Student University of Ulsan College of Medicine, Republic of Korea
Abstract: Radical cystectomy with preoperative cisplatin-based neoadjuvant chemotherapy (NAC) is the standard care for muscle-invasive bladder cancers (MIBCs). However, the complete response rate to this modality remains relatively low, and current clinicopathologic and molecular classifications are inadequate to predict NAC response in patients with MIBC. In previously study, we found that CDK1 phosphorylation of TFCP2L1, a pluripotency-associated transcription factor, orchestrated pluripotency and cell cycling in embryonic stem cells and was aberrantly activated in aggressive bladder cancers (Heo at al., 2019).

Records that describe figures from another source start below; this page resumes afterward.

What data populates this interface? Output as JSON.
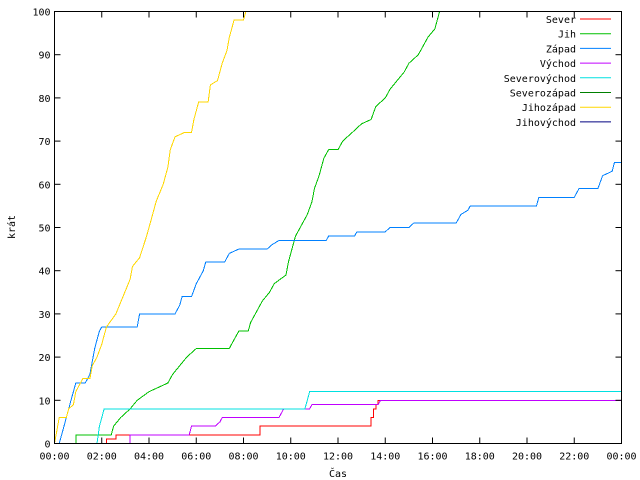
{
  "chart_data": {
    "type": "line",
    "title": "",
    "xlabel": "Čas",
    "ylabel": "krát",
    "xlim": [
      0,
      24
    ],
    "ylim": [
      0,
      100
    ],
    "x_unit": "hours",
    "x_ticks": [
      {
        "value": 0,
        "label": "00:00"
      },
      {
        "value": 2,
        "label": "02:00"
      },
      {
        "value": 4,
        "label": "04:00"
      },
      {
        "value": 6,
        "label": "06:00"
      },
      {
        "value": 8,
        "label": "08:00"
      },
      {
        "value": 10,
        "label": "10:00"
      },
      {
        "value": 12,
        "label": "12:00"
      },
      {
        "value": 14,
        "label": "14:00"
      },
      {
        "value": 16,
        "label": "16:00"
      },
      {
        "value": 18,
        "label": "18:00"
      },
      {
        "value": 20,
        "label": "20:00"
      },
      {
        "value": 22,
        "label": "22:00"
      },
      {
        "value": 24,
        "label": "00:00"
      }
    ],
    "y_ticks": [
      0,
      10,
      20,
      30,
      40,
      50,
      60,
      70,
      80,
      90,
      100
    ],
    "grid": false,
    "legend_position": "top-right",
    "step": true,
    "series": [
      {
        "name": "Sever",
        "color": "#ff0000",
        "points": [
          [
            2.2,
            0
          ],
          [
            2.2,
            1
          ],
          [
            2.6,
            1
          ],
          [
            2.6,
            2
          ],
          [
            8.7,
            2
          ],
          [
            8.7,
            4
          ],
          [
            13.4,
            4
          ],
          [
            13.4,
            6
          ],
          [
            13.5,
            6
          ],
          [
            13.5,
            8
          ],
          [
            13.6,
            8
          ],
          [
            13.6,
            9
          ],
          [
            13.7,
            9
          ],
          [
            13.7,
            10
          ],
          [
            24,
            10
          ]
        ]
      },
      {
        "name": "Jih",
        "color": "#00c000",
        "points": [
          [
            0.9,
            0
          ],
          [
            0.9,
            2
          ],
          [
            2.4,
            2
          ],
          [
            2.5,
            4
          ],
          [
            2.8,
            6
          ],
          [
            3.2,
            8
          ],
          [
            3.5,
            10
          ],
          [
            4.0,
            12
          ],
          [
            4.8,
            14
          ],
          [
            5.0,
            16
          ],
          [
            5.3,
            18
          ],
          [
            5.6,
            20
          ],
          [
            6.0,
            22
          ],
          [
            7.4,
            22
          ],
          [
            7.6,
            24
          ],
          [
            7.8,
            26
          ],
          [
            8.2,
            26
          ],
          [
            8.3,
            28
          ],
          [
            8.5,
            30
          ],
          [
            8.8,
            33
          ],
          [
            9.1,
            35
          ],
          [
            9.3,
            37
          ],
          [
            9.8,
            39
          ],
          [
            9.9,
            42
          ],
          [
            10.1,
            46
          ],
          [
            10.2,
            48
          ],
          [
            10.4,
            50
          ],
          [
            10.7,
            53
          ],
          [
            10.9,
            56
          ],
          [
            11.0,
            59
          ],
          [
            11.2,
            62
          ],
          [
            11.4,
            66
          ],
          [
            11.6,
            68
          ],
          [
            12.0,
            68
          ],
          [
            12.2,
            70
          ],
          [
            12.6,
            72
          ],
          [
            13.0,
            74
          ],
          [
            13.4,
            75
          ],
          [
            13.6,
            78
          ],
          [
            14.0,
            80
          ],
          [
            14.2,
            82
          ],
          [
            14.5,
            84
          ],
          [
            14.8,
            86
          ],
          [
            15.0,
            88
          ],
          [
            15.4,
            90
          ],
          [
            15.6,
            92
          ],
          [
            15.8,
            94
          ],
          [
            16.1,
            96
          ],
          [
            16.3,
            100
          ]
        ]
      },
      {
        "name": "Západ",
        "color": "#0080ff",
        "points": [
          [
            0.2,
            0
          ],
          [
            0.3,
            2
          ],
          [
            0.4,
            4
          ],
          [
            0.5,
            6
          ],
          [
            0.6,
            8
          ],
          [
            0.7,
            10
          ],
          [
            0.8,
            12
          ],
          [
            0.9,
            14
          ],
          [
            1.3,
            14
          ],
          [
            1.5,
            16
          ],
          [
            1.6,
            19
          ],
          [
            1.7,
            22
          ],
          [
            1.8,
            24
          ],
          [
            1.9,
            26
          ],
          [
            2.0,
            27
          ],
          [
            3.5,
            27
          ],
          [
            3.6,
            30
          ],
          [
            5.1,
            30
          ],
          [
            5.3,
            32
          ],
          [
            5.4,
            34
          ],
          [
            5.8,
            34
          ],
          [
            6.0,
            37
          ],
          [
            6.3,
            40
          ],
          [
            6.4,
            42
          ],
          [
            7.2,
            42
          ],
          [
            7.4,
            44
          ],
          [
            7.8,
            45
          ],
          [
            9.0,
            45
          ],
          [
            9.2,
            46
          ],
          [
            9.5,
            47
          ],
          [
            11.5,
            47
          ],
          [
            11.6,
            48
          ],
          [
            12.7,
            48
          ],
          [
            12.8,
            49
          ],
          [
            14.0,
            49
          ],
          [
            14.2,
            50
          ],
          [
            15.0,
            50
          ],
          [
            15.2,
            51
          ],
          [
            17.0,
            51
          ],
          [
            17.2,
            53
          ],
          [
            17.5,
            54
          ],
          [
            17.6,
            55
          ],
          [
            20.4,
            55
          ],
          [
            20.5,
            57
          ],
          [
            22.0,
            57
          ],
          [
            22.2,
            59
          ],
          [
            23.0,
            59
          ],
          [
            23.2,
            62
          ],
          [
            23.6,
            63
          ],
          [
            23.7,
            65
          ],
          [
            24,
            65
          ]
        ]
      },
      {
        "name": "Východ",
        "color": "#c000ff",
        "points": [
          [
            3.2,
            0
          ],
          [
            3.2,
            2
          ],
          [
            5.7,
            2
          ],
          [
            5.8,
            4
          ],
          [
            6.8,
            4
          ],
          [
            7.0,
            5
          ],
          [
            7.1,
            6
          ],
          [
            9.5,
            6
          ],
          [
            9.7,
            8
          ],
          [
            10.8,
            8
          ],
          [
            10.9,
            9
          ],
          [
            13.7,
            9
          ],
          [
            13.8,
            10
          ],
          [
            24,
            10
          ]
        ]
      },
      {
        "name": "Severovýchod",
        "color": "#00e0e0",
        "points": [
          [
            1.8,
            0
          ],
          [
            1.9,
            4
          ],
          [
            2.0,
            6
          ],
          [
            2.1,
            8
          ],
          [
            10.6,
            8
          ],
          [
            10.7,
            10
          ],
          [
            10.8,
            12
          ],
          [
            24,
            12
          ]
        ]
      },
      {
        "name": "Severozápad",
        "color": "#008000",
        "points": []
      },
      {
        "name": "Jihozápad",
        "color": "#ffd700",
        "points": [
          [
            0,
            0
          ],
          [
            0.1,
            3
          ],
          [
            0.2,
            6
          ],
          [
            0.5,
            6
          ],
          [
            0.6,
            8
          ],
          [
            0.8,
            9
          ],
          [
            0.9,
            12
          ],
          [
            1.0,
            13
          ],
          [
            1.2,
            15
          ],
          [
            1.5,
            15
          ],
          [
            1.6,
            18
          ],
          [
            1.8,
            20
          ],
          [
            2.0,
            23
          ],
          [
            2.1,
            25
          ],
          [
            2.2,
            27
          ],
          [
            2.6,
            30
          ],
          [
            2.9,
            34
          ],
          [
            3.2,
            38
          ],
          [
            3.3,
            41
          ],
          [
            3.6,
            43
          ],
          [
            3.9,
            48
          ],
          [
            4.1,
            52
          ],
          [
            4.3,
            56
          ],
          [
            4.6,
            60
          ],
          [
            4.8,
            64
          ],
          [
            4.9,
            68
          ],
          [
            5.1,
            71
          ],
          [
            5.5,
            72
          ],
          [
            5.8,
            72
          ],
          [
            5.9,
            75
          ],
          [
            6.1,
            79
          ],
          [
            6.5,
            79
          ],
          [
            6.6,
            83
          ],
          [
            6.9,
            84
          ],
          [
            7.1,
            88
          ],
          [
            7.3,
            91
          ],
          [
            7.4,
            94
          ],
          [
            7.5,
            96
          ],
          [
            7.6,
            98
          ],
          [
            8.0,
            98
          ],
          [
            8.1,
            100
          ]
        ]
      },
      {
        "name": "Jihovýchod",
        "color": "#000080",
        "points": []
      }
    ]
  }
}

Importantly, molecular programs involved in embryogenesis are frequently upregulated in oncogenic dedifferentiation and metastasis. In this study, we demonstrate that dysregulation of glutathione (GSH) pathway is fundamental for MIBC NAC resistance. Comprehensive analysis of the multicohort transcriptomes reveals that GSH metabolism and immune-response genes are enriched in NAC-resistant and NAC-sensitive MIBCs, respectively. A machine learning-based tumor/stroma classifier is applied for high-throughput digitalized immunohistochemistry analysis, identifying that GSH dynamics proteins, including glutaminase-1 (GLS), are associated with NAC resistance. GSH dynamics is activated in cisplatin-resistant MIBC cells and combination treatment with GSH dynamics modulator and cisplatin significantly suppresses tumor growth in an orthotopic xenograft animal model. Collectively, these findings demonstrate the predictive and therapeutic values of GSH dynamics in determining the NAC response in MIBCs.
Funding Source: This research was supported by the National Research Foundation of Korea (NRF-2021R1A2C2005790, NRF-2019R1A2C1088246), the Ministry of Education (RS-2024-00448676, 2022R1I1A1A01066044).